I understand that love means never having to say you're sorry. I'm ok with that. But I do have a problem when love means permission to inflict almost two hours of young love cliches and boredom on the unsuspecting reviewer.
From the sappy harmonies of The Sandpipers warbling "Come Saturday Morning" over and over again, to the long shots of the two star-crossed lovers flying a kite, and rolling in each others' arms on a sandy beach, 1969's THE STERILE CUCKOO serves as a case study in everything that's wrong with late 60s - early 70s Hollywood dramas about young love. By the midway point I was pining wistfully for the originality and stiff upper lip of "Love Story."
The problem here is not just director Alan J Pakula's unimaginative handling of the subject matter but also the main characters lack of appeal. In her second big screen role a young Liza Minnelli attacks the part of lonely misfit Pookie Adams with such gusto that she comes off as a mentally ill stalker rather than a kookie young woman we can empathize with.
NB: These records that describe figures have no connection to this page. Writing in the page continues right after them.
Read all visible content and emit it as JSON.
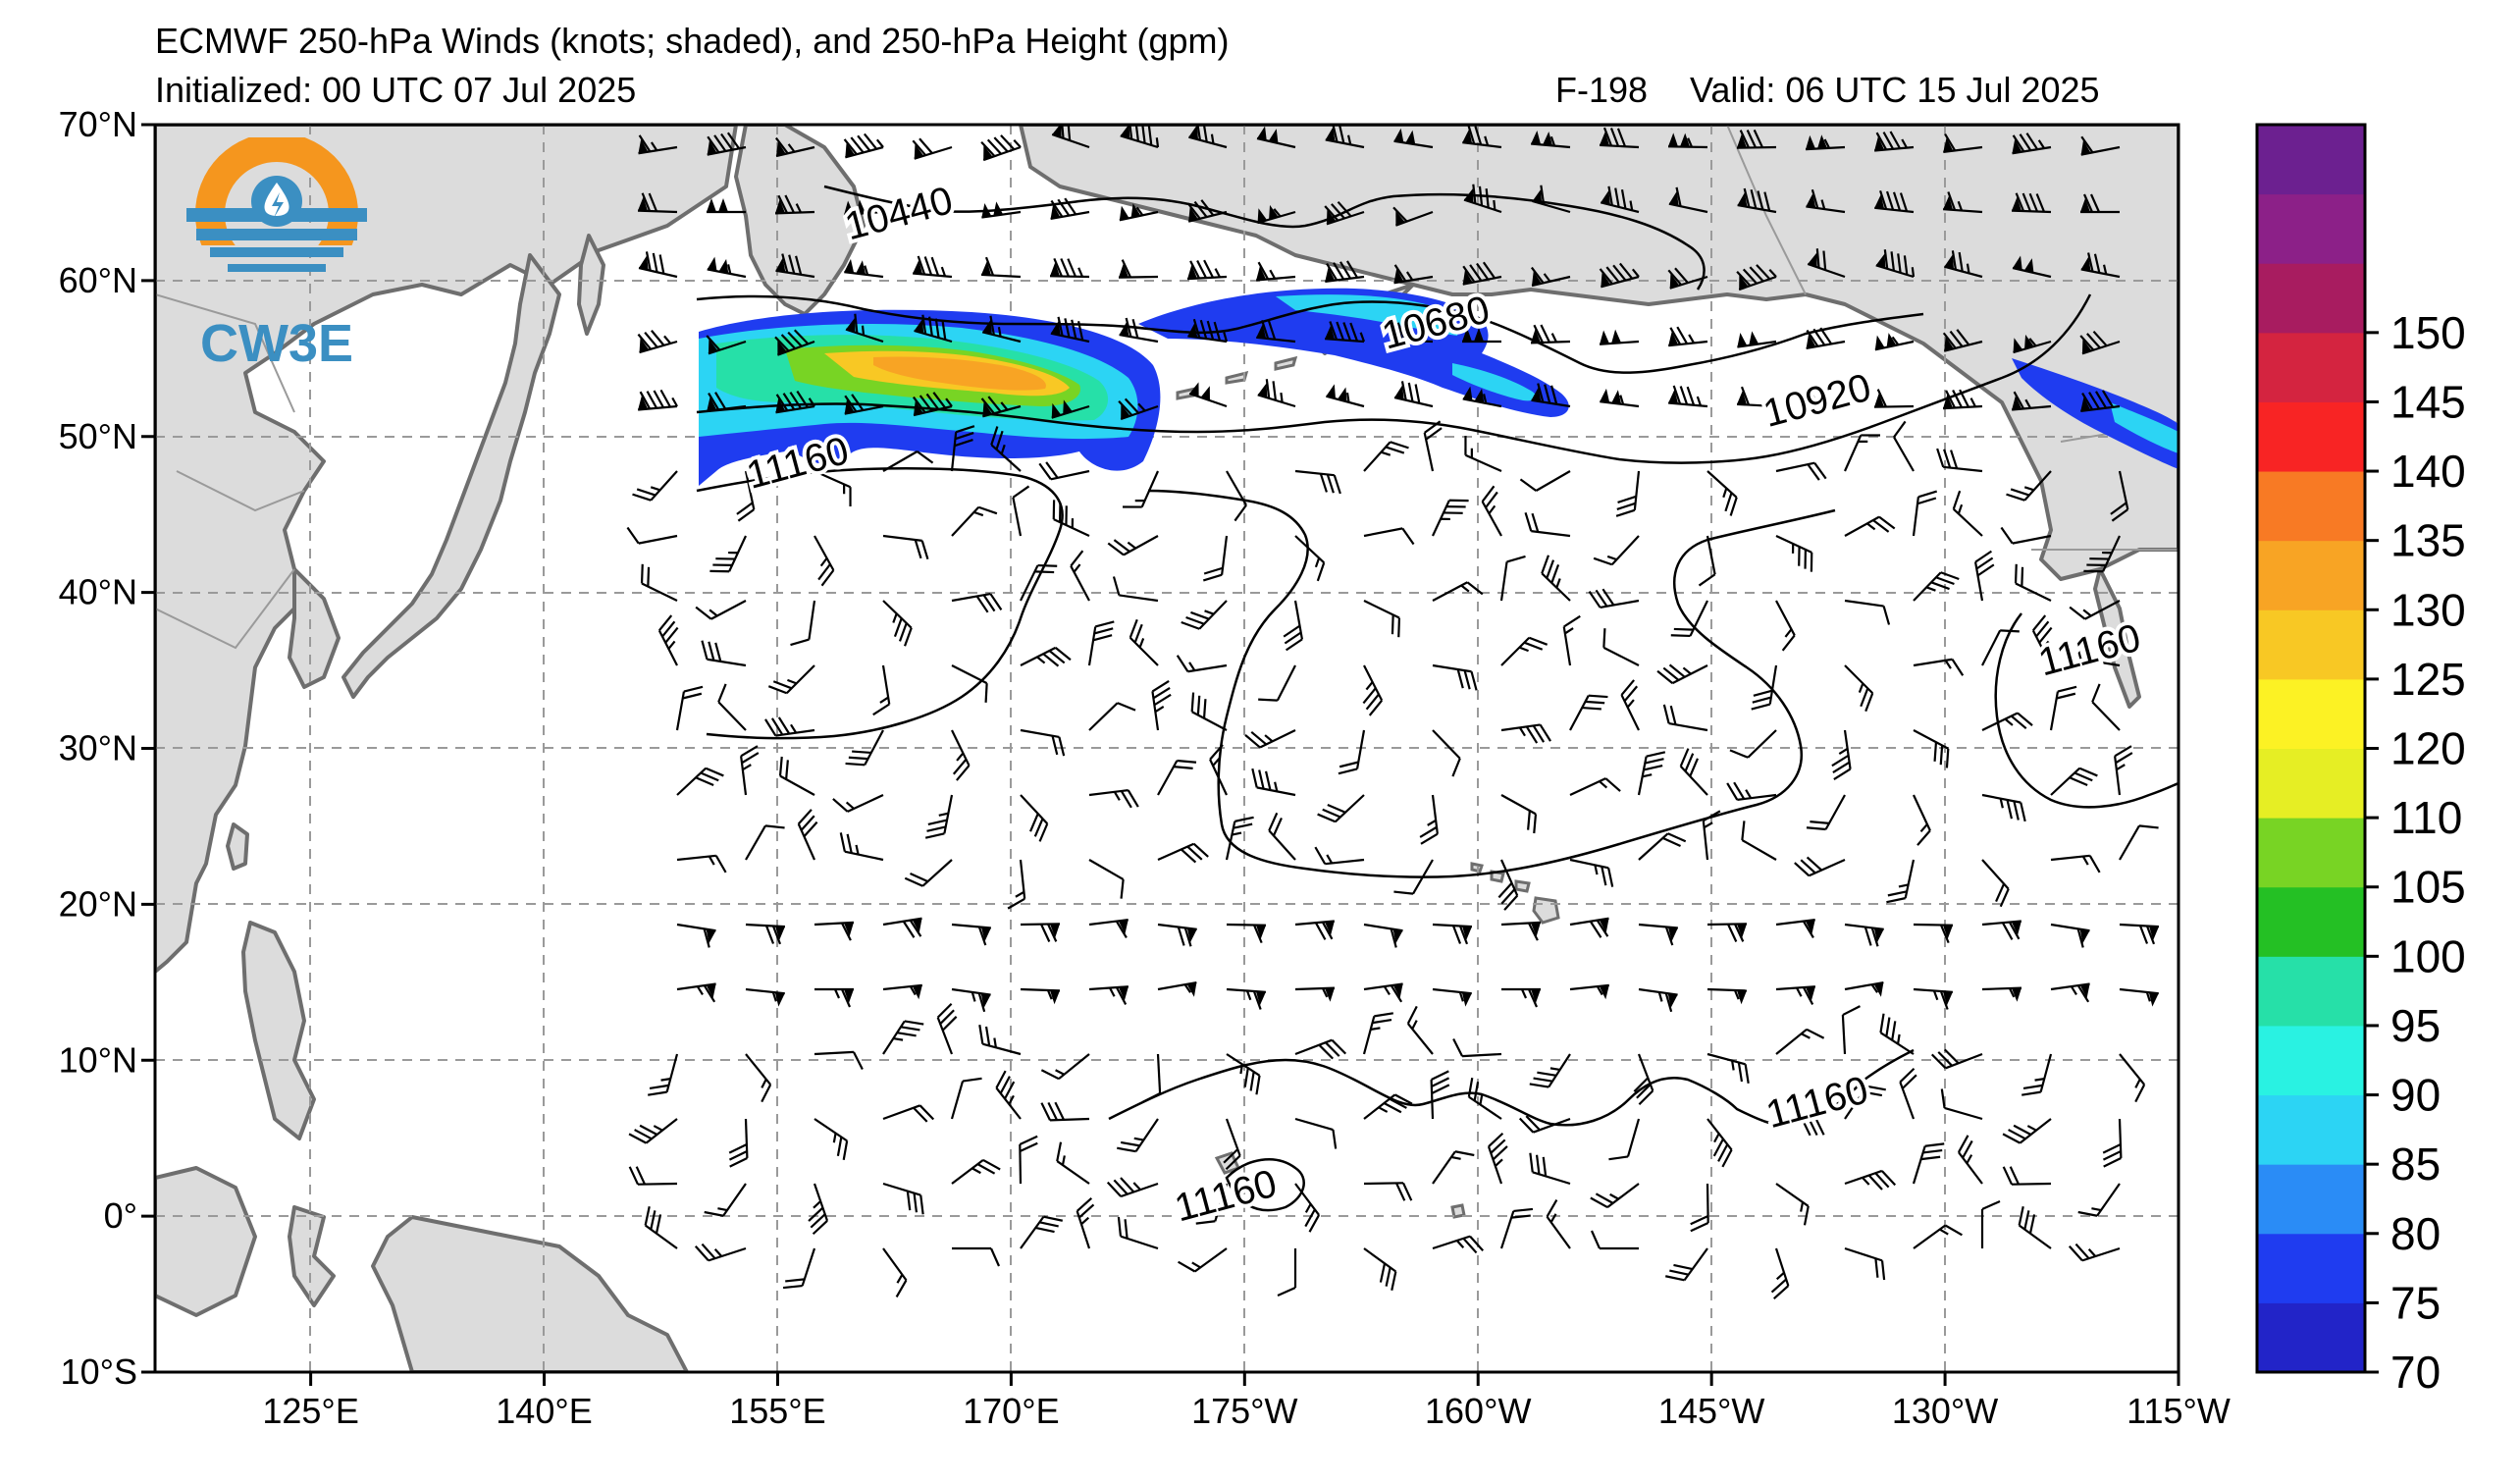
{
  "header": {
    "title": "ECMWF 250-hPa Winds (knots; shaded), and 250-hPa Height (gpm)",
    "initialized": "Initialized: 00 UTC 07 Jul 2025",
    "forecast_hour": "F-198",
    "valid": "Valid: 06 UTC 15 Jul 2025"
  },
  "logo": {
    "text": "CW3E",
    "icon": "cw3e-water-drop-logo"
  },
  "axes": {
    "lat_labels": [
      "70°N",
      "60°N",
      "50°N",
      "40°N",
      "30°N",
      "20°N",
      "10°N",
      "0°",
      "10°S"
    ],
    "lat_values": [
      70,
      60,
      50,
      40,
      30,
      20,
      10,
      0,
      -10
    ],
    "lon_labels": [
      "125°E",
      "140°E",
      "155°E",
      "170°E",
      "175°W",
      "160°W",
      "145°W",
      "130°W",
      "115°W"
    ],
    "lon_values": [
      125,
      140,
      155,
      170,
      185,
      200,
      215,
      230,
      245
    ],
    "lon_range": [
      115,
      245
    ],
    "lat_range": [
      -10,
      70
    ]
  },
  "colorbar": {
    "levels": [
      70,
      75,
      80,
      85,
      90,
      95,
      100,
      105,
      110,
      120,
      125,
      130,
      135,
      140,
      145,
      150,
      155
    ],
    "tick_labels": [
      "70",
      "75",
      "80",
      "85",
      "90",
      "95",
      "100",
      "105",
      "110",
      "120",
      "125",
      "130",
      "135",
      "140",
      "145",
      "150"
    ],
    "colors": [
      "#2224c8",
      "#1f3cf0",
      "#2a8cf6",
      "#2cd4f4",
      "#29f2e2",
      "#26e0a8",
      "#24c024",
      "#78d424",
      "#e6ee24",
      "#fcf224",
      "#f8c824",
      "#f8a424",
      "#f87a24",
      "#f82424",
      "#d42440",
      "#a81c60",
      "#8c2088",
      "#6c2090"
    ]
  },
  "height_contour_labels": [
    {
      "text": "10440",
      "lon": 163,
      "lat": 63.5
    },
    {
      "text": "10680",
      "lon": 197.5,
      "lat": 56.5
    },
    {
      "text": "10920",
      "lon": 222,
      "lat": 51.5
    },
    {
      "text": "11160",
      "lon": 156.5,
      "lat": 47.5
    },
    {
      "text": "11160",
      "lon": 239.5,
      "lat": 35.5
    },
    {
      "text": "11160",
      "lon": 222,
      "lat": 6.5
    },
    {
      "text": "11160",
      "lon": 184,
      "lat": 0.5
    }
  ],
  "colors": {
    "land": "#dcdcdc",
    "coast": "#6e6e6e",
    "grid": "#9a9a9a",
    "logo_orange": "#f5961e",
    "logo_blue": "#3b8fc2"
  }
}
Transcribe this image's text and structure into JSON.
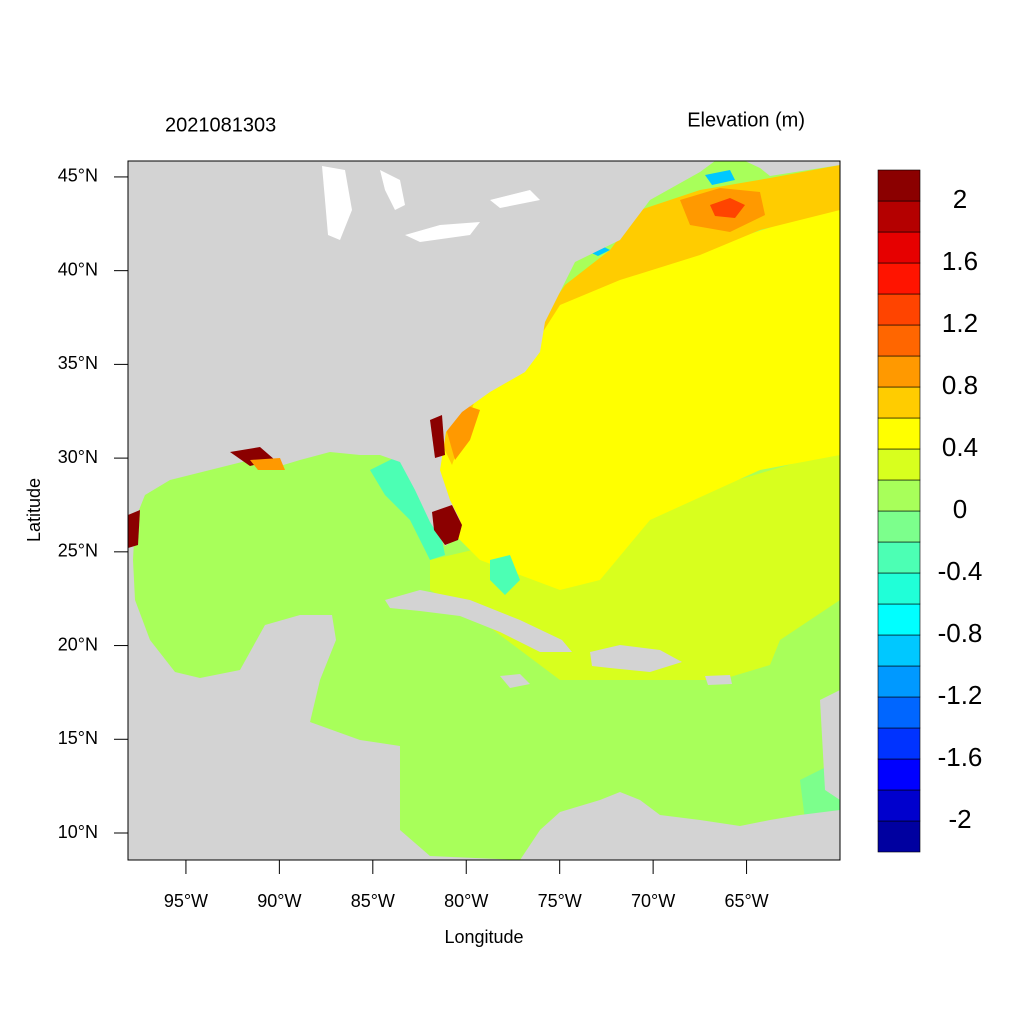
{
  "chart_data": {
    "type": "map",
    "title_left": "2021081303",
    "title_right": "Elevation (m)",
    "x_label": "Longitude",
    "y_label": "Latitude",
    "xlim": [
      -98.1,
      -60
    ],
    "ylim": [
      8.56,
      45.85
    ],
    "xticks": [
      {
        "value": -95,
        "label": "95°W"
      },
      {
        "value": -90,
        "label": "90°W"
      },
      {
        "value": -85,
        "label": "85°W"
      },
      {
        "value": -80,
        "label": "80°W"
      },
      {
        "value": -75,
        "label": "75°W"
      },
      {
        "value": -70,
        "label": "70°W"
      },
      {
        "value": -65,
        "label": "65°W"
      }
    ],
    "yticks": [
      {
        "value": 10,
        "label": "10°N"
      },
      {
        "value": 15,
        "label": "15°N"
      },
      {
        "value": 20,
        "label": "20°N"
      },
      {
        "value": 25,
        "label": "25°N"
      },
      {
        "value": 30,
        "label": "30°N"
      },
      {
        "value": 35,
        "label": "35°N"
      },
      {
        "value": 40,
        "label": "40°N"
      },
      {
        "value": 45,
        "label": "45°N"
      }
    ],
    "colorbar": {
      "levels": [
        -2,
        -1.8,
        -1.6,
        -1.4,
        -1.2,
        -1,
        -0.8,
        -0.6,
        -0.4,
        -0.2,
        0,
        0.2,
        0.4,
        0.6,
        0.8,
        1,
        1.2,
        1.4,
        1.6,
        1.8,
        2
      ],
      "ticks": [
        2,
        1.6,
        1.2,
        0.8,
        0.4,
        0,
        -0.4,
        -0.8,
        -1.2,
        -1.6,
        -2
      ],
      "colors": [
        "#0000a0",
        "#0000cd",
        "#0000ff",
        "#0033ff",
        "#0066ff",
        "#0099ff",
        "#00c8ff",
        "#00ffff",
        "#20ffd8",
        "#4cffb4",
        "#7cff8c",
        "#a8ff5a",
        "#d8ff1e",
        "#ffff00",
        "#ffcc00",
        "#ff9900",
        "#ff6600",
        "#ff4400",
        "#ff1400",
        "#e60000",
        "#b40000",
        "#8b0000"
      ]
    }
  }
}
The object of her attentions, Jerry Payne, is such an empty vessel that it's difficult to understand how even someone several sandwiches short of a full picnic could become so obsessed with him. In his screen debut Wendell Corey is reasonably successful in portraying his character's nervousness at the prospect of making the beast with two backs with Pookie for the first time, but beyond that he's just dull and nerdy.
Teenagers today watching this film will find it completely unimaginable that first love could be conducted without the aid of cellphones, texting, Facebook and the internet. In that respect THE STERILE CUCKOO serves as a window on a recent past that now seems simpler and gentler. But with the story being so dull and unabsorbing the chances are they won't sit still long enough to find that out.